Niewielka miejscowość Gruszewnia w powiecie kłobuckim stała się miejscem potwornej zbrodni. Matka i córka zostały znalezione w kałuży krwi. Morderca lub mordercy nadal przebywają na wolności. Trwa policyjna obława.
Zwłoki zabitych kobiet odnaleziono we wtorek 9 sierpnia. Matka i córka zostały znalezione martwe przez innego członka rodziny, który niepokoił się brakiem jakiegokolwiek kontaktu z ich strony.
„Zawiadomienie otrzymaliśmy o godzinie 17.40. Członek rodziny poinformował, że znalazł ciało jednej z kobiet w domu. Jak ustaliliśmy, z kobietami nie było kontaktu od soboty, co zaniepokoiło ich bliskich. Na miejsce skierowano służby i jak się okazało, na miejscu odnaleziono zwłoki dwóch kobiet w wieku 48 i 70 lat. Kobiety mieszkały razem. Wszystko wskazuje na to, że doszło do zabójstwa” – informuje młodszy inspektor Aleksandra Nowara, rzeczniczka prasowa śląskiej policji, cytowana przez „Super Express”.

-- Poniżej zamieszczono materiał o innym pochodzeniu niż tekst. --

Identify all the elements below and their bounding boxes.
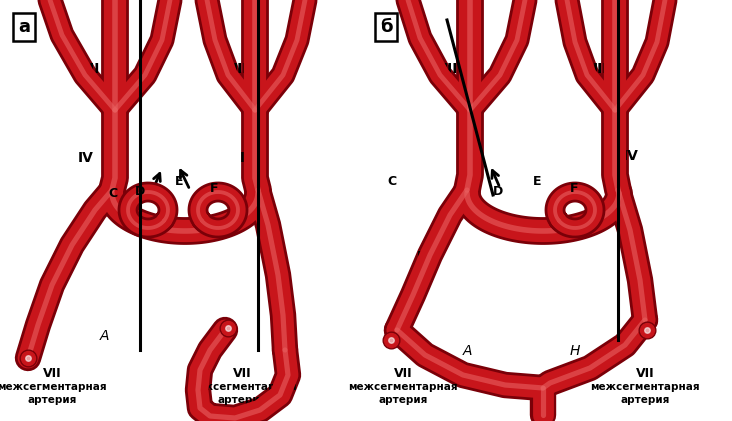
Text: F: F [570, 182, 578, 195]
Text: артерия: артерия [217, 395, 266, 405]
Text: VII: VII [635, 367, 654, 380]
Text: C: C [108, 187, 117, 200]
Text: артерия: артерия [27, 395, 77, 405]
Text: E: E [175, 175, 184, 188]
Text: VII: VII [42, 367, 61, 380]
Text: артерия: артерия [620, 395, 670, 405]
Text: H: H [570, 344, 580, 358]
Text: б: б [380, 18, 392, 36]
Text: I: I [212, 349, 216, 363]
Text: VII: VII [394, 367, 412, 380]
Text: C: C [387, 175, 396, 188]
Text: III: III [84, 62, 100, 76]
Text: а: а [18, 18, 30, 36]
Text: межсегментарная: межсегментарная [590, 382, 700, 392]
Text: артерия: артерия [378, 395, 427, 405]
Text: III: III [592, 62, 608, 76]
Text: E: E [533, 175, 542, 188]
Text: D: D [493, 185, 504, 198]
Text: F: F [210, 182, 218, 195]
Text: межсегментарная: межсегментарная [348, 382, 458, 392]
Text: G: G [630, 255, 640, 268]
Text: G: G [272, 258, 283, 271]
Text: B: B [417, 250, 427, 263]
Text: межсегментарная: межсегментарная [0, 382, 107, 392]
Text: IV: IV [240, 151, 256, 165]
Text: VII: VII [233, 367, 251, 380]
Text: IV: IV [623, 149, 639, 163]
Text: III: III [442, 62, 458, 76]
Text: A: A [100, 329, 110, 343]
Text: B: B [62, 248, 72, 261]
Text: IV: IV [78, 151, 94, 165]
Text: D: D [135, 185, 145, 198]
Text: III: III [232, 62, 247, 76]
Text: межсегментарная: межсегментарная [187, 382, 296, 392]
Text: A: A [463, 344, 472, 358]
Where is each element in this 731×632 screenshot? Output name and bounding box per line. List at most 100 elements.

Czytaj także: Śmierć małżeństwa w Kiełpinie. Nowe tajemnicze okoliczności
Śledczy zabezpieczyli ślady i badają okoliczności, w jakich zginęły matka i córka. Policja zaznacza, że ma już pewną hipotezę, jednak prosi o kontakt wszystkich, którzy mogli coś widzieć i słyszeć.
„Dzisiaj wszczęto śledztwo w sprawie zabójstwa dwóch kobiet, których ciała odkryto 9 sierpnia. Na miejscu prokurator przeprowadził oględziny zwłok, jak i miejsca zbrodni. Zabezpieczono bardzo obszerny materiał dowodowy. Ze wstępnych informacji wynika, że kobiety miały rany kłute, które zostały zadane ostrym narzędziem” – poinformował prok. Tomasz Ozimek, rzecznik Prokuratury Okręgowej w Częstochowie, cytowany przez „SE”.
Czytaj także: Potrącił grupę osób na przejściu i uciekł. Koszmarne nagranie [WIDEO]
Służby cały czas przeczesują okolicę w poszukiwaniu zabójcy.